Funkcje instytucji: - tworzą sposoby postrzegania rzeczywistości, - integrują społeczeństwo, - regulują zachowania jednostek - wszystkie instytucje tworzą całościowy system dozwolonych zachowań jednostek.
Religia według Durkheima to wzór wszystkich instytucji społecznych: - Religia inicjuje jednostkę do życia w społeczeństwie; wyznacza kręgi społeczne, w których uczestniczy człowiek. W miarę dorastania jednostka przechodzi przez kolejne etapy wchodzenia we wspólnotę religijną. Religia wciąga jednostkę do życia zbiorowego (np.: przyjęcie sakramentów w chrześcijaństwie) - Religia daje podstawowe umiejętności niezbędne do życia w społeczeństwie - Sprzyja zespalaniu zbiorowości, integruje, tworzy codzienne czynności, obrzędy, rytuały (każda religia wymaga brania udziału w obrzędach) - Kultywowanie tradycji - religia zachowuje pewne elementy kultury dla następnych pokoleń - Religia daje jednostce rady, jak powinno się postępować - Wspólna religia wzmacnia więzi jednostki z grupą - Religia wspiera psychicznie w trudnych chwilach, ma odpowiedź na to skąd bierze się cierpienie itd.
19. Szkoła jako środowisko wychowawcze - adaptacyjna i rekonstrukcyjna funkcja szkoły, instynkty rozwijane w szkole wg.E. Durkheima. (pyt 40)
Szkoła staje się centralnym miejscem społecznej ciągłości, jeśli idzie o przekazywanie wartości, norm i wiedzy. Durkheim gruntownie studiował "socjalizację młodych pokoleń" w szkole, w ramach "systemu szkolnego", który nazywa nieraz "maszyną"'. Chodzi o organ pełniący funkcję, ale wywodzący swoje znaczenie z tego globalnego systemu, jakim jest np. społeczeństwo narodowe.

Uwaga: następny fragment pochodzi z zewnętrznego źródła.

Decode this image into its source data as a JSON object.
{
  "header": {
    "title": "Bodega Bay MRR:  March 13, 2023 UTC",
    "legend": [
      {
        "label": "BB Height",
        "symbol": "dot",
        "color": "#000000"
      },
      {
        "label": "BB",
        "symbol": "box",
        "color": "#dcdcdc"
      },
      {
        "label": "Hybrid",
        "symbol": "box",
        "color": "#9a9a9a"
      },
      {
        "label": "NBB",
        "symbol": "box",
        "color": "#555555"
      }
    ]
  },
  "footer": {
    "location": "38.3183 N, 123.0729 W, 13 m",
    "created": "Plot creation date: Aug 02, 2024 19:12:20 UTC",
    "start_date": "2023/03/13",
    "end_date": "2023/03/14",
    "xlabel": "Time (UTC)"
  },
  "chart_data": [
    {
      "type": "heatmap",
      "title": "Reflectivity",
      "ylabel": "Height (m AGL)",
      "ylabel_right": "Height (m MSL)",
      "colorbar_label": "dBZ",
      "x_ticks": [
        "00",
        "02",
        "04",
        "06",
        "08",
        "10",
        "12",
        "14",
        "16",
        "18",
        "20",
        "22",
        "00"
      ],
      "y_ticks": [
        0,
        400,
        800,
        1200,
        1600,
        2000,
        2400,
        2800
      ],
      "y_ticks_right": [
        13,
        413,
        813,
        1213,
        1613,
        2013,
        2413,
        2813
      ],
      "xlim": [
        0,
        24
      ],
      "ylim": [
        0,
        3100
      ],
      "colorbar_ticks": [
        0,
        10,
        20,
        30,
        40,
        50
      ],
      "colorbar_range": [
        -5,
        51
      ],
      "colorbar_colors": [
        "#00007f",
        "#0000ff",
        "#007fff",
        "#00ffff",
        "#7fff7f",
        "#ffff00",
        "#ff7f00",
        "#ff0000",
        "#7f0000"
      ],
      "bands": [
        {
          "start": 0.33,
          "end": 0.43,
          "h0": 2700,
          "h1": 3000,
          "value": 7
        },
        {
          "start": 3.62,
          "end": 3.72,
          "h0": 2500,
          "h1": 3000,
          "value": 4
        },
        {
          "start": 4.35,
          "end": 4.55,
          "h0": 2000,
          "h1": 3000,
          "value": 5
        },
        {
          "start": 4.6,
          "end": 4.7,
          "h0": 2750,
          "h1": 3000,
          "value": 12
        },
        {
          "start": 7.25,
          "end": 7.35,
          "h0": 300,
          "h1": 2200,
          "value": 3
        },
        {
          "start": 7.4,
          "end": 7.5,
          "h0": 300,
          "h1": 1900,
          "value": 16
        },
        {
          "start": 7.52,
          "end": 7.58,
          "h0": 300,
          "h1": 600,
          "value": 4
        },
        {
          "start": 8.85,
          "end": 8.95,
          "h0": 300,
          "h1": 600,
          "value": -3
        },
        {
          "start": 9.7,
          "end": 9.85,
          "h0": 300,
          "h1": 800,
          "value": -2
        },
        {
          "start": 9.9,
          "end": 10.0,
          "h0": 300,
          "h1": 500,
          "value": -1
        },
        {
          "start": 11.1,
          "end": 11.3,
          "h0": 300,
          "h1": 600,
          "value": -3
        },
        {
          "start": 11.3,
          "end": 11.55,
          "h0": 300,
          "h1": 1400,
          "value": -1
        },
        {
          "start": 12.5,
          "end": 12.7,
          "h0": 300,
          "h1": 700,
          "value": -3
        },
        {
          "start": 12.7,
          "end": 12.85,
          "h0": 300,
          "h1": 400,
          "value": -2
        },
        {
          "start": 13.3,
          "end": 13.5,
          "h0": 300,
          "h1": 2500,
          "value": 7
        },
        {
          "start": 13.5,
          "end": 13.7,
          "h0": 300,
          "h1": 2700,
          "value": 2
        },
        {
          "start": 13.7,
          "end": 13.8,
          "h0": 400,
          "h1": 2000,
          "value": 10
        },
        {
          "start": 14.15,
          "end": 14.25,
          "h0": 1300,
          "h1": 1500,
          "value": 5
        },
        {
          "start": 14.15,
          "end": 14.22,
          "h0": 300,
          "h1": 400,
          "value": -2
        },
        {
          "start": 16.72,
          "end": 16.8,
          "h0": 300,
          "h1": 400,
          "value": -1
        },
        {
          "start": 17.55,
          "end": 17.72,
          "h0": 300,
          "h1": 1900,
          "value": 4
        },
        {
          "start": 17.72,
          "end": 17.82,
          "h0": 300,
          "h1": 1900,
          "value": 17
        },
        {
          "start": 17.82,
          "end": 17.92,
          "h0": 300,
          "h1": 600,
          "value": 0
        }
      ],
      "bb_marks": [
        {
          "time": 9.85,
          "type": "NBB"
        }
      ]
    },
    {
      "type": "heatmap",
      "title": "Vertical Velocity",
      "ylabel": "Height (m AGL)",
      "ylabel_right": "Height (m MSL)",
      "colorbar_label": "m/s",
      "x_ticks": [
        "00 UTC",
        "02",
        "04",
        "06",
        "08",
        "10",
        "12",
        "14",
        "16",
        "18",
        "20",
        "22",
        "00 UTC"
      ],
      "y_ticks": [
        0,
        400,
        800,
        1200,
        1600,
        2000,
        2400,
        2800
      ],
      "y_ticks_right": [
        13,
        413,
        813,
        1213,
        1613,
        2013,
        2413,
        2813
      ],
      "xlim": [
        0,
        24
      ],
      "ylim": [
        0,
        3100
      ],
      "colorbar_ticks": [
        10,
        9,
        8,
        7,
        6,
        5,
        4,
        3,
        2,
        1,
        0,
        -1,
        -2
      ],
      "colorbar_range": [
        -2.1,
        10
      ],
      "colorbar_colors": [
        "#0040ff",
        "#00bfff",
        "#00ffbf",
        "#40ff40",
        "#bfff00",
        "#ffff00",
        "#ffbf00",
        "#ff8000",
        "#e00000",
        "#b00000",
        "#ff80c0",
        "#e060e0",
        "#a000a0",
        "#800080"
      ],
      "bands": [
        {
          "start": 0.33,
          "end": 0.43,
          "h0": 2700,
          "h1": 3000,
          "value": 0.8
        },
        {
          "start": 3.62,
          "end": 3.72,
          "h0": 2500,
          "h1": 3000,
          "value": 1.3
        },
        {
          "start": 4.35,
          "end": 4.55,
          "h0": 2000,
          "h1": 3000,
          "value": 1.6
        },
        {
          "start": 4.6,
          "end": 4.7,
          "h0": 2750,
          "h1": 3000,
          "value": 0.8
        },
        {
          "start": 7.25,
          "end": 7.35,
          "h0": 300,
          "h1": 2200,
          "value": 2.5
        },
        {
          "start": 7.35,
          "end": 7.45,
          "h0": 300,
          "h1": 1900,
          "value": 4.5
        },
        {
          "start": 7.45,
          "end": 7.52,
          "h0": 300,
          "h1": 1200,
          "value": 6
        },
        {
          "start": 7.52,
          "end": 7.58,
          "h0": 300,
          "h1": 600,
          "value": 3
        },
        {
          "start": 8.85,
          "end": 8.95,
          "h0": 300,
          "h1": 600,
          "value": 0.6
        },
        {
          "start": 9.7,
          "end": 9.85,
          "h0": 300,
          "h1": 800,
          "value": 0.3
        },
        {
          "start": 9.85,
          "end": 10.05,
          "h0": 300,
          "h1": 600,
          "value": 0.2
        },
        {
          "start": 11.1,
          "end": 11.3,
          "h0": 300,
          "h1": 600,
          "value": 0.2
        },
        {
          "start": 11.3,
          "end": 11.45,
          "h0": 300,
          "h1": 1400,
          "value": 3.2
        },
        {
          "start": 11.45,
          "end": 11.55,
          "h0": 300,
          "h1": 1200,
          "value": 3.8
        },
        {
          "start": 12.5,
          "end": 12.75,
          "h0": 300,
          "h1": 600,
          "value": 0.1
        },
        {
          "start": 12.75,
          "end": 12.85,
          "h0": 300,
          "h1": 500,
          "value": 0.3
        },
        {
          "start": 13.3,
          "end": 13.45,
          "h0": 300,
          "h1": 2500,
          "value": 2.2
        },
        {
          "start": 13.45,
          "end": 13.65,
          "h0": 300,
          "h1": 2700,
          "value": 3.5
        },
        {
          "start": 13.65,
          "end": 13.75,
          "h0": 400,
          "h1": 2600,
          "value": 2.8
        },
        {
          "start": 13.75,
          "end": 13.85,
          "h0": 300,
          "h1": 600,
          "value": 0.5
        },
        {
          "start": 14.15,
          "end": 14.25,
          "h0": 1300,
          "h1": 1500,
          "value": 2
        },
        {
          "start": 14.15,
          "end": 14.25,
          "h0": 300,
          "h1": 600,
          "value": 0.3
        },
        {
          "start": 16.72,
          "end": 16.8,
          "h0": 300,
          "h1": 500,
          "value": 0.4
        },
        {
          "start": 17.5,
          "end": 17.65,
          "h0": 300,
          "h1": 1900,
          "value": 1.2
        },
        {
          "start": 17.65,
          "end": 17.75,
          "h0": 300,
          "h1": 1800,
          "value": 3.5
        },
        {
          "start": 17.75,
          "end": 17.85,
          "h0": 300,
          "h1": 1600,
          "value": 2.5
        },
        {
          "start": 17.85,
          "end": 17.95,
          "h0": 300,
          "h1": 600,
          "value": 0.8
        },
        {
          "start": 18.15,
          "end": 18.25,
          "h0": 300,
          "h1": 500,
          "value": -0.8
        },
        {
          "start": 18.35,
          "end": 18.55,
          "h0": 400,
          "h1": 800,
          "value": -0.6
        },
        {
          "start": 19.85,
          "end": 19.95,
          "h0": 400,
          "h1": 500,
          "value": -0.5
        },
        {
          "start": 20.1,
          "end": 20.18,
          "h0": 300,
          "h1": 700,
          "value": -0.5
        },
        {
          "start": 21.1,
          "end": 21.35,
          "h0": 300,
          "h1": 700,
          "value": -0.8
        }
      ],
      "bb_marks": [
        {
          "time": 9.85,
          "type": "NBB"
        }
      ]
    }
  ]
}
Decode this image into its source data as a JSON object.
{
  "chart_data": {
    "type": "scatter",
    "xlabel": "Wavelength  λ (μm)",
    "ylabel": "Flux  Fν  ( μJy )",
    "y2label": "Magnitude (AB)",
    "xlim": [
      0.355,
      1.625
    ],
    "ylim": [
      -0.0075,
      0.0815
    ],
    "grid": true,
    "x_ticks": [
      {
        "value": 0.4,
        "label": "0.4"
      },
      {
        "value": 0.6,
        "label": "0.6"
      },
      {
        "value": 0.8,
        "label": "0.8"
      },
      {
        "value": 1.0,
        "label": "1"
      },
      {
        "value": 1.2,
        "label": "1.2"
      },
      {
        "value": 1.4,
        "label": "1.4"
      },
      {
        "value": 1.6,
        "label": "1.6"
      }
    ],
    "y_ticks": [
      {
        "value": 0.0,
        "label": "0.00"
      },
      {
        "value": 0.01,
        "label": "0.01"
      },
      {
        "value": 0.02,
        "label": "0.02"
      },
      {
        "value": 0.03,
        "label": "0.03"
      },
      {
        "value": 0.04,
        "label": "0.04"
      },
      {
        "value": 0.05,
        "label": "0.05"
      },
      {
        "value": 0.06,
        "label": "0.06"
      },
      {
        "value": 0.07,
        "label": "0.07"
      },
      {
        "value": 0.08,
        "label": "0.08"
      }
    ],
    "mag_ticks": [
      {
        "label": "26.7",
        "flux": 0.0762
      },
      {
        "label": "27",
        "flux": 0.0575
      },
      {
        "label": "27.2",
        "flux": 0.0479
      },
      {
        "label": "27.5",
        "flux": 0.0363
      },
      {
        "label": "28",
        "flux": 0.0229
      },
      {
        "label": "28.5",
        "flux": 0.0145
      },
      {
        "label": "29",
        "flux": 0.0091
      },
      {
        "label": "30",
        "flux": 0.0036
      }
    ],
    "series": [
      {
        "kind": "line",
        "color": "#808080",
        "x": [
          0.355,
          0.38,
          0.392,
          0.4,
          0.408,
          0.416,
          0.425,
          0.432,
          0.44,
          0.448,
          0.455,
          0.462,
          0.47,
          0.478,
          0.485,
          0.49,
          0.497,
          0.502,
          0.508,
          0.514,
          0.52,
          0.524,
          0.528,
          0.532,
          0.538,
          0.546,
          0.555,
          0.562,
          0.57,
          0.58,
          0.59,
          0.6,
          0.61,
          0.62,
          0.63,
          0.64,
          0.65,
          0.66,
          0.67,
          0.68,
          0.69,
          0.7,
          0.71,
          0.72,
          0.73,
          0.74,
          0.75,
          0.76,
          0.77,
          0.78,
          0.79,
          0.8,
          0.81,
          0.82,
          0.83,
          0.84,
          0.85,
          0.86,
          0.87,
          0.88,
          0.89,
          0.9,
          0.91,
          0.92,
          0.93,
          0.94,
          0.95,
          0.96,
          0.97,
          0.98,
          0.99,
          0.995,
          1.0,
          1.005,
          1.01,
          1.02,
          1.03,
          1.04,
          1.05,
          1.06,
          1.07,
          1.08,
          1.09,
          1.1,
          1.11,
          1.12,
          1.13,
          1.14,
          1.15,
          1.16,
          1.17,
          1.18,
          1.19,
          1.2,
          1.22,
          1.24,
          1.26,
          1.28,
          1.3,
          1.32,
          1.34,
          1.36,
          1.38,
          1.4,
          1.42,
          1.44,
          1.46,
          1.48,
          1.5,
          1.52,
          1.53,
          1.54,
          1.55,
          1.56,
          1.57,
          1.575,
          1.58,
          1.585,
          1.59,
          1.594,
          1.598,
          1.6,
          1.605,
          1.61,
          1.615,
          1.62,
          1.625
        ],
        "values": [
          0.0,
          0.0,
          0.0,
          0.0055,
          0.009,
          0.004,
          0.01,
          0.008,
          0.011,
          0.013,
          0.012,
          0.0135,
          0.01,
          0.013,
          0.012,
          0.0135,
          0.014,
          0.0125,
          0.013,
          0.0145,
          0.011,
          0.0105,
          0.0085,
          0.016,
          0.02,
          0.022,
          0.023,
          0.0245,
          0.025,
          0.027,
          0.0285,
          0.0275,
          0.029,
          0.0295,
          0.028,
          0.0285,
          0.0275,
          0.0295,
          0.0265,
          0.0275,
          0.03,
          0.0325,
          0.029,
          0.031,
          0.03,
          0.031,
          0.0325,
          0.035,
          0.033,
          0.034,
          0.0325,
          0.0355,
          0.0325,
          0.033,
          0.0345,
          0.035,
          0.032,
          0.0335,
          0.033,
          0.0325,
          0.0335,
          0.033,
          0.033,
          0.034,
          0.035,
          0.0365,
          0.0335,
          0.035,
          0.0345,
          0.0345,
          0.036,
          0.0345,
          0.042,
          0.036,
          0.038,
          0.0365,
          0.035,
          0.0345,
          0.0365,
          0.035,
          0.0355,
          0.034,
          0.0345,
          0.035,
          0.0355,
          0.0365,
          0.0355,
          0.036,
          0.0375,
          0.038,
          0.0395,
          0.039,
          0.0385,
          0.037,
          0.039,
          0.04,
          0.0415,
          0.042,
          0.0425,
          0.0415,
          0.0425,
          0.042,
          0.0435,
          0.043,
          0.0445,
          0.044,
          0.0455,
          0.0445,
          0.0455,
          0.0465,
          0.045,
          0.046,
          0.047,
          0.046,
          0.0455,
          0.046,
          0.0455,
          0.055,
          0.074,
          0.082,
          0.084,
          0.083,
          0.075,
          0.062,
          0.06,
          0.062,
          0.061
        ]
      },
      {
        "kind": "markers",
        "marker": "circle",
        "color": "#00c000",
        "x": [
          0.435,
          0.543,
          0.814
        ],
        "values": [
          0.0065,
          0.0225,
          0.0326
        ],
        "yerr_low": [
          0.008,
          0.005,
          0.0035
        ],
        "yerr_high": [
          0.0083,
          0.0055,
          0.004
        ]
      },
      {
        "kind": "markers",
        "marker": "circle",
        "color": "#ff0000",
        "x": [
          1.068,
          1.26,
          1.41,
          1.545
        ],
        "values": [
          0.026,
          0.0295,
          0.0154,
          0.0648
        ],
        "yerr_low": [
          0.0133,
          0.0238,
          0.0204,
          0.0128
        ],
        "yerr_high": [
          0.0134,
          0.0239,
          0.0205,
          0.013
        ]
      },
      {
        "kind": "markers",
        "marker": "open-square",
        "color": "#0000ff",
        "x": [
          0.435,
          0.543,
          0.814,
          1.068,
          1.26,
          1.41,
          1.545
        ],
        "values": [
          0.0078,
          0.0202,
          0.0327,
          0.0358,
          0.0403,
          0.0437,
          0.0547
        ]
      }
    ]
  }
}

Jeżeli "podsystem" jest uzależniony od społecznej całości, to posiada strukturalne cechy charakterystyczne właściwe każdemu systemowi społecznemu, co nadaje mu "względną autonomię" i, podobnie jak każdy system społeczny, jest równocześnie podporządkowany siłom trwałości i siłom zmiany: siły trwałości mają swoje źródło w całym systemie, zaś siły zmiany w odpowiedzi na wyłaniające się potrzeby, jakie są mu właściwe.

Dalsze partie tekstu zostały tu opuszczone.